Several mechanisms can be hypothesized to explain this different pattern of GH responsiveness occurring with NMES. The lower GH responses induced by the first NMES session (mean value: 4.5 ng/ml) in comparison with those elicited by 1 µg GHRH i.v. (mean value: 25 ng/ml) (4, 5) and/or voluntary exercise (mean value: 20 ng/ml) (8) could be insufficient to deplete the immediately releasable GH pool and/or to cause a reactive increase in somatostatin, thus resulting in a similar response after 2 h. Alternatively, it could be hypothesized that NMES circumvent standard feedback mechanisms through the involvement of other peripheral signalling pathways (i.e. stress-related mediators). In this respect, it is relevant to note the significant increase in the cortisol levels observed after the second bout of NMES, which could contribute in determining GH responsiveness.
The NMES-induced increase in blood lactate, which precedes the appearance of GH responsiveness by about 30 min after the two bouts, could also be involved in determining this pattern of GH responsiveness.
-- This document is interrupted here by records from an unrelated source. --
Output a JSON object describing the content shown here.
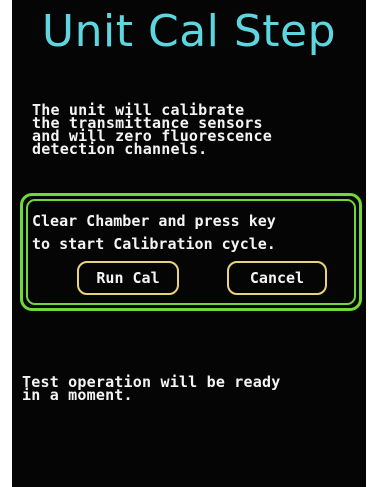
{
  "screen": {
    "title": "Unit Cal Step",
    "info_lines": [
      "The unit will calibrate",
      "the transmittance sensors",
      "and will zero fluorescence",
      "detection channels."
    ],
    "dialog": {
      "prompt_lines": [
        "Clear Chamber and press key",
        "to start Calibration cycle."
      ],
      "run_label": "Run Cal",
      "cancel_label": "Cancel"
    },
    "status_lines": [
      "Test operation will be ready",
      "in a moment."
    ]
  },
  "colors": {
    "title": "#5ed6df",
    "dialog_border": "#6fd83a",
    "button_border": "#e8d27a",
    "text": "#f4f4f4",
    "background": "#050505"
  }
}
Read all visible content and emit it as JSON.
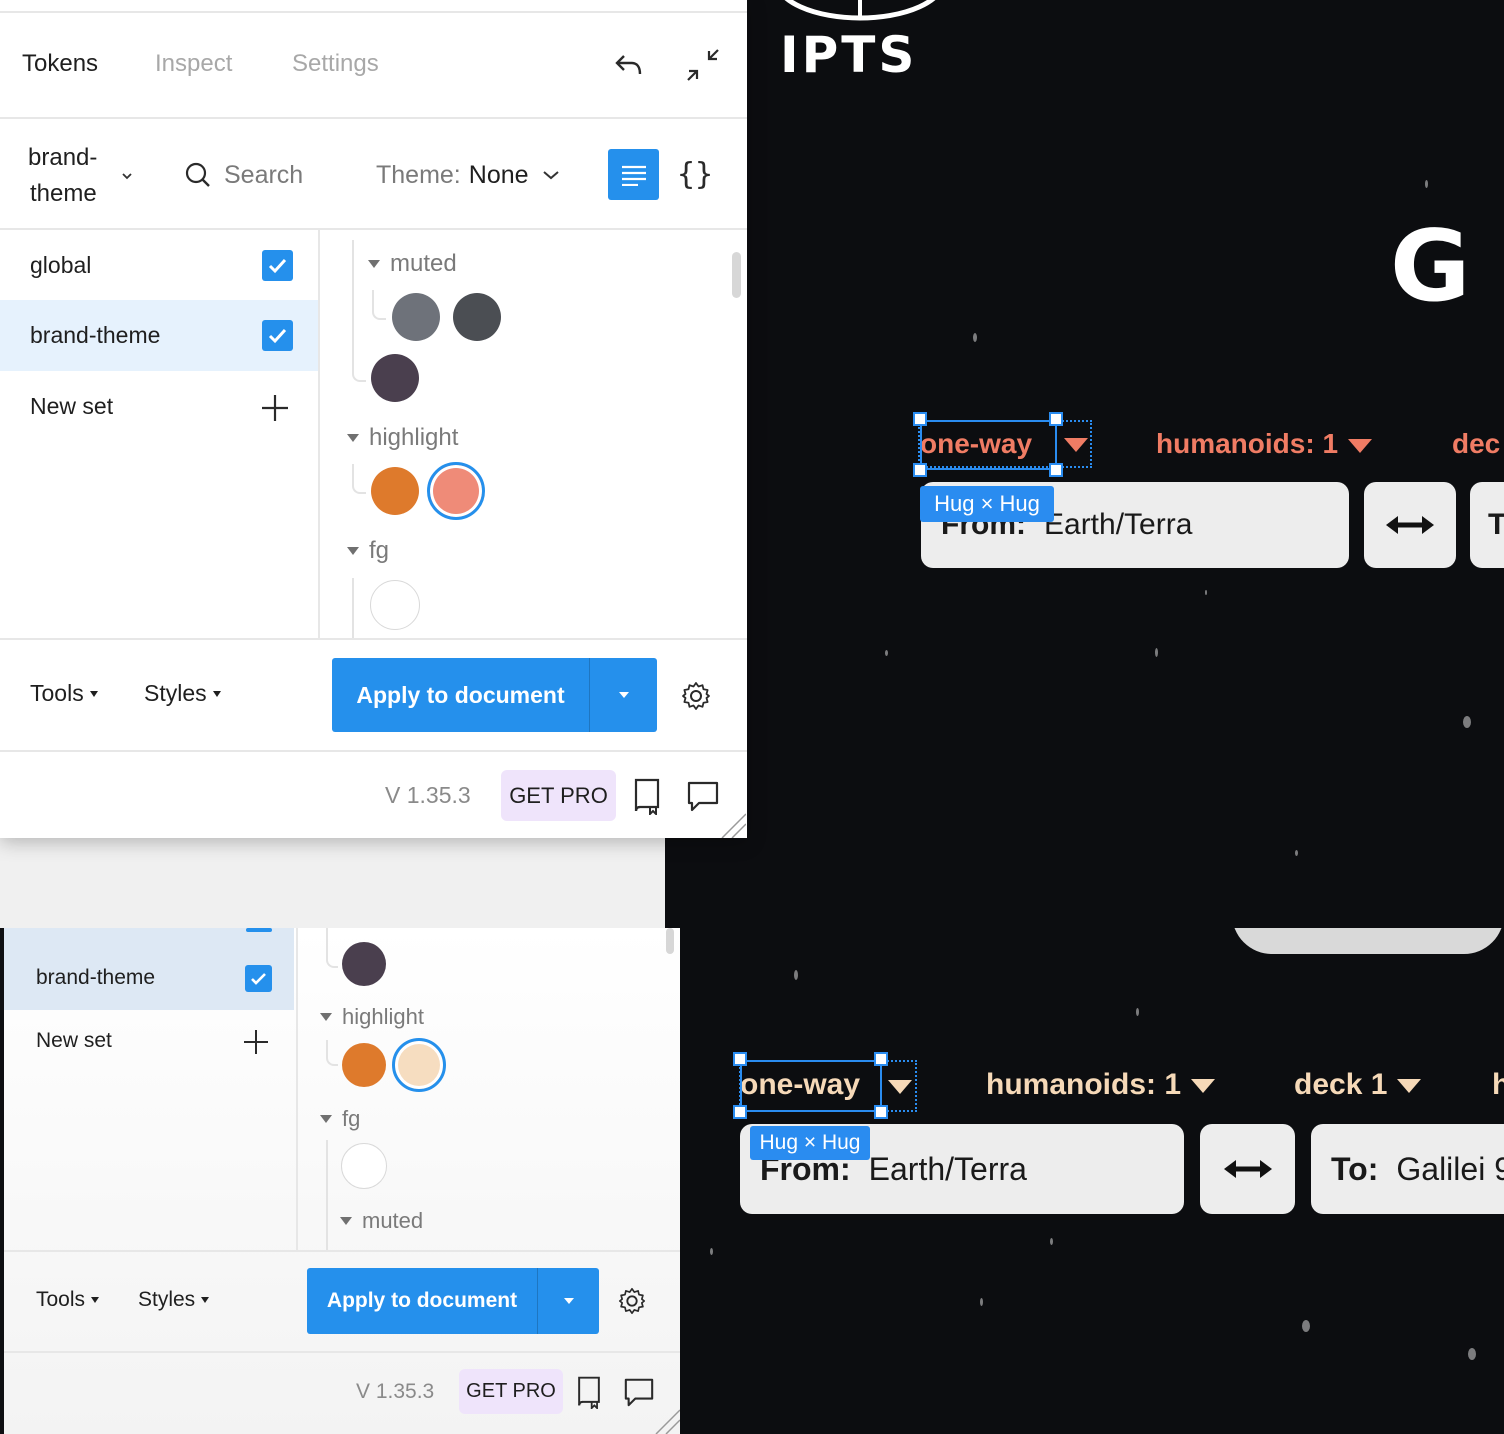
{
  "panel": {
    "tabs": [
      "Tokens",
      "Inspect",
      "Settings"
    ],
    "active_tab": "Tokens",
    "token_set_select": "brand-\ntheme",
    "token_set_line1": "brand-",
    "token_set_line2": "theme",
    "search_label": "Search",
    "theme_prefix": "Theme:",
    "theme_value": "None",
    "sets": [
      {
        "label": "global",
        "checked": true
      },
      {
        "label": "brand-theme",
        "checked": true,
        "selected": true
      }
    ],
    "new_set_label": "New set",
    "groups": {
      "muted": "muted",
      "highlight": "highlight",
      "fg": "fg"
    },
    "colors": {
      "muted_1": "#6e727a",
      "muted_2": "#4b4e53",
      "muted_3": "#4a3f4e",
      "highlight_1": "#de7a2c",
      "highlight_2_top": "#ef8b78",
      "highlight_2_bottom": "#f6ddc0",
      "fg_1": "#ffffff",
      "accent": "#2590ec",
      "pro_bg": "#efe4fb"
    },
    "tools_label": "Tools",
    "styles_label": "Styles",
    "apply_label": "Apply to document",
    "version": "V 1.35.3",
    "get_pro": "GET PRO"
  },
  "canvas": {
    "logo_text": "IPTS",
    "heading_fragment": "G",
    "top_trip_type": "one-way",
    "top_humanoids": "humanoids: 1",
    "top_deck_partial": "dec",
    "bottom_trip_type": "one-way",
    "bottom_humanoids": "humanoids: 1",
    "bottom_deck": "deck 1",
    "hug_badge": "Hug × Hug",
    "from_label": "From:",
    "from_value": "Earth/Terra",
    "to_label": "To:",
    "to_value_partial": "Galilei 9",
    "to_partial_top": "T",
    "colors": {
      "top_accent": "#f07c64",
      "bottom_accent": "#f6d9b8"
    }
  }
}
Numerous studies have already reported a relationship between GH response and blood lactate accumulation (for review, (19)). Indeed, high concentrations of lactate within the muscle are reported to stimulate sympathetic nerve activity through a chemoreceptive reflex, which plays a role in the regulation of hypophyseal secretion of GH (19). However, the finding that NMES-induced lactate increase observed in the present study is markedly higher than that observed with the more prolonged duration of NMES in our previous experiments (in contrast to GH responsiveness) seems to rule out a central role of lactate changes (i.e. fatigue) in determining GH responsiveness to repeated NMES bouts.
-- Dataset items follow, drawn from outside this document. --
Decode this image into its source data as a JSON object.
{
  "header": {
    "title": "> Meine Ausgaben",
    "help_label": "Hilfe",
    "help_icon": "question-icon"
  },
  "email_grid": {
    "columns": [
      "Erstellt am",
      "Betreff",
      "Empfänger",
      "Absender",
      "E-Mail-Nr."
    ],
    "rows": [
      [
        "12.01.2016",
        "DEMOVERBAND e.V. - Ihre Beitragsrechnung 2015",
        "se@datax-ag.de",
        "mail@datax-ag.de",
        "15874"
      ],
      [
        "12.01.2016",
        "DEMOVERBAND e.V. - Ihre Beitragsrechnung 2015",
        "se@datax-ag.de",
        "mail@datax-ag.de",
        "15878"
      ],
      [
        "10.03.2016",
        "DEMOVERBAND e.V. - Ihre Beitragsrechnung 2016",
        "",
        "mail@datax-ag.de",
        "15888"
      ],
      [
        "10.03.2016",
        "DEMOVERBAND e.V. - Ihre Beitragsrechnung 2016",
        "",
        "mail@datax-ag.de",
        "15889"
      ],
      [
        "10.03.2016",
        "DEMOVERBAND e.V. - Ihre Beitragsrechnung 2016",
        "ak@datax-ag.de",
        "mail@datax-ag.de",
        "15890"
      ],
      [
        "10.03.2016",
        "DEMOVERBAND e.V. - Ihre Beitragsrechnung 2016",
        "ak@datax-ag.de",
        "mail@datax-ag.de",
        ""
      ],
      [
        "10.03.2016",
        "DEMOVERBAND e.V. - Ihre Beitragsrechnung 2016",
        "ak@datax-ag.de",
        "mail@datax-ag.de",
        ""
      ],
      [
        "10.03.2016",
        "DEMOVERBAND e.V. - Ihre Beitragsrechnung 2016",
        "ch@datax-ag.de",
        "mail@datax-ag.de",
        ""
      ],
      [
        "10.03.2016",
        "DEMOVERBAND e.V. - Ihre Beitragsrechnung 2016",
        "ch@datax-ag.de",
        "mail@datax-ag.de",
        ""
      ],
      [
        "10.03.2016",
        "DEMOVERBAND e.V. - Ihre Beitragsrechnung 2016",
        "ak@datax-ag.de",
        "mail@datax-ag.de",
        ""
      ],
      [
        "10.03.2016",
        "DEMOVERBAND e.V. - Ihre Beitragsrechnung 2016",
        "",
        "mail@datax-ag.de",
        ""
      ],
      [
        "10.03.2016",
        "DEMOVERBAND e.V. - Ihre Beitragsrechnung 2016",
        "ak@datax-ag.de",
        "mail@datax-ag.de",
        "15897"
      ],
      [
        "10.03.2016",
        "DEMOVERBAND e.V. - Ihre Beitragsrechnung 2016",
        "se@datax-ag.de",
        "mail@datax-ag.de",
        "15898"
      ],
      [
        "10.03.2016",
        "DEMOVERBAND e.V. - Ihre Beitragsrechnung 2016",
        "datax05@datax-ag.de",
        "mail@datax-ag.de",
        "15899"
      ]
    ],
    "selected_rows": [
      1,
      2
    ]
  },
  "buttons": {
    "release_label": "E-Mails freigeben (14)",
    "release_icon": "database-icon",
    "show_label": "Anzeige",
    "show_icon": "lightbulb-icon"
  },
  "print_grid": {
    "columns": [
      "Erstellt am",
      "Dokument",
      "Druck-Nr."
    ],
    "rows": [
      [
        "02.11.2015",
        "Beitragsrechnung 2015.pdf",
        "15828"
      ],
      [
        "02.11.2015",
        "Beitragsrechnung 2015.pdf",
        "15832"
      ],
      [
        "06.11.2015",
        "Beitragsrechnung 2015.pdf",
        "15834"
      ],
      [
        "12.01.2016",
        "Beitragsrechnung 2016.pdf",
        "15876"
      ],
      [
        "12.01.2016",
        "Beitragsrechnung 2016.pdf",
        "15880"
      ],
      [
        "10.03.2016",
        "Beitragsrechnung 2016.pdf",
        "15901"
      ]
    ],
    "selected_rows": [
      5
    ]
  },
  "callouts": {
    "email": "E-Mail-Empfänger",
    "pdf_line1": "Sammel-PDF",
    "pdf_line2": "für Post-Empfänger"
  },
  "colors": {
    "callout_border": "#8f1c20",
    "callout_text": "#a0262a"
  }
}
Significant muscle fatigue occurred after both exercise bouts, as witnessed by the MVC force findings. Muscle fatigue could also be one of the factors explaining GH responsiveness after the different bouts, as proposed previously by Hakkinen & Pakarinen (20). Surprisingly, the MVC force decrease was greater in this study after the two bouts of 20 NMES contractions (
37%) than after 40 consecutive NMES contractions (
22%) (13). However, the greater neuromuscular fatigue reported in the present study was not associated with a greater GH release. It is also interesting to remember that both in this and in our previous study, the subjects were stimulated at the maximal tolerated current level (pain threshold).
Even if muscle fatigue, blood lactate accumulation and pain may have played a role in the GH release during the two bouts, it seems plausible that the more potent stimulus to the NMES-induced GH responsiveness could be the duration of the exercise. In line with Stokes et al. (7), we conclude that the low GH responsiveness in the first bout, with GH returning to the initial value before the second bout, could allow GH release after 2 h. Thus, repeated bouts of NMES exercise interspaced by 2 h can consistently stimulate GH secretion without attenuation of the GH response.
Further research is necessary to evaluate the changes in GH concentration after repeated bouts of voluntary isometric resistance exercise of the same force output in order to assess whether GH response is affected in the same manner after a voluntary protocol.
Although the persistence of GH responsiveness after repeated bouts of NMES could tentatively be useful to athletes for producing physiologically greater amounts of GH–insulin-like growth factor-I, the pain/discomfort associated with NMES, muscular damage and the high levels of fatigue make this approach impractical under the present experimental conditions. Further studies are necessary to verify other more acceptable and safe NMES modalities for increasing the endogenous GH production.